Question 3.2 Can we define which illness is most common among those in “insured” status and those not?
health_clean %>%filter(str_detect(characteristics,"insurance")) %>%mutate(sub_name=str_remove(sub_name, ": Medicaid$|: Private$"))%>%group_by(illness, sub_name)%>%summarise(mean=mean(percentage), mean_high=mean(percentage_high), mean_low=mean(percentage_low))%>%ungroup()%>%mutate(mean=mean/100,mean_high= mean_high/100, mean_low= mean_low/100)%>%mutate(labels=scales::percent(mean)) %>%ggplot(aes(sub_name, mean,fill=sub_name))+geom_col(position ="dodge")+facet_wrap(vars(illness), labeller =label_wrap_gen(width=25))+scale_x_discrete(name="Insurance Status")+scale_y_continuous(limits=range(0,0.3),label = scales::percent, name =" Mean of percentage")+scale_fill_discrete(name="Insurance Status")+ ggthemes::theme_few()+theme(legend.position ="bottom")+geom_text(aes(label = labels), size=5, vjust=-1)+labs(title ="Mean percentage for various insuance status-various illness")+theme(plot.title =element_text(hjust=0.5))
According to the graphic, “Hay fever or respiratory allergy” is the most common illness among those in “insured” status and those not.
Question 4
Question 4.1 Can we define the trend of the percentage of illness based on the poverty rate over time?
health_clean %>%filter(str_detect(characteristics,"poverty")) %>%mutate(percentage= percentage/100)%>%ggplot(aes(year_number, percentage,col=sub_name))+geom_line()+facet_wrap(vars(illness), labeller =label_wrap_gen(width=25),scales ="free")+ ggthemes::theme_few()+scale_x_continuous(n.break=8, name="Percent of poverty level")+scale_y_continuous(label = scales::percent, name ="Percentage of characteristics")+scale_color_discrete(name="Sub-name of characteristics")+guides(col=guide_legend(nrow=2))+theme(legend.position ="bottom")+labs(title ="Percentages for various poverty level overtime- various illness")+theme(plot.title =element_text(hjust=0.5))
According to the graphic, besides “Food allergy” and “Skin allergy”, other illness are seems in the decline trends overtime.

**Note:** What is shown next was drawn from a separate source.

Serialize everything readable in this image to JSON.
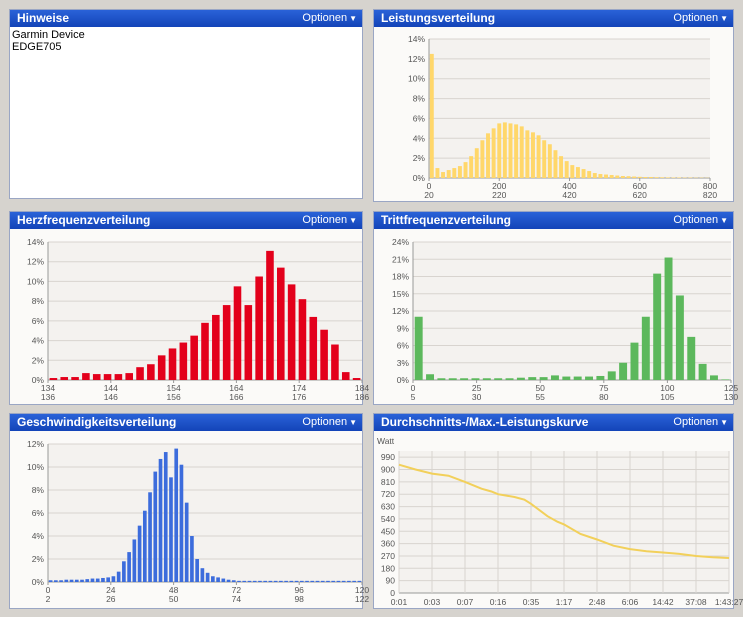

Question 4.2 Which illness is most common in various poverty rates?
health_clean %>%filter(str_detect(characteristics,"poverty")) %>%mutate(sub_name=factor(sub_name,levels=c("Below 100%", "100%-199%", "200%-399%","400% or more")))%>%group_by(illness, sub_name)%>%summarise(mean=mean(percentage), mean_high=mean(percentage_high), mean_low=mean(percentage_low))%>%ungroup()%>%mutate(mean=mean/100, mean_high= mean_high/100, mean_low= mean_low/100)%>%mutate(labels=scales::percent(mean))%>%ggplot(aes(sub_name, mean,fill=sub_name))+geom_col(position ="dodge")+facet_wrap(vars(illness), labeller =label_wrap_gen(width=25))+scale_x_discrete(name="Percent of poverty level")+scale_y_continuous(limits=range(0,0.3),label = scales::percent, name =" Mean of percentage")+scale_fill_discrete(name="Percent of poverty level")+ ggthemes::theme_few()+theme(legend.position ="bottom")+geom_text(aes(label = labels), size=3, vjust=-1)+theme(axis.text.x =element_text(angle=90))+labs(title ="Mean percentage for various poverty level-various illness")+theme(plot.title =element_text(hjust=0.5))
According to the graphic, “Hay fever or respiratory allergy” is the most common illness among those in various poverty level.
Reflection for visualization
I think my visualization answers all the research questions I have so far. However, it might improved by making the insight part visualized and putting them into a same or multiple graphic.
Another thing that can improved for visualization is 1) adding a label for the liner graphic, especially the graphic “Trends For Various Illness Over time,” and 2) making the color differences more obvious when the legend contains a large amount of the variables. It is challenging, and more research is needed to achieve it, but it will make the graphic clearer to the viewer.
For ways to improve, I do search some articles online, like adding lable and expanding the color palette. As it is not working well, I might seek more materials or even ask for tutoring.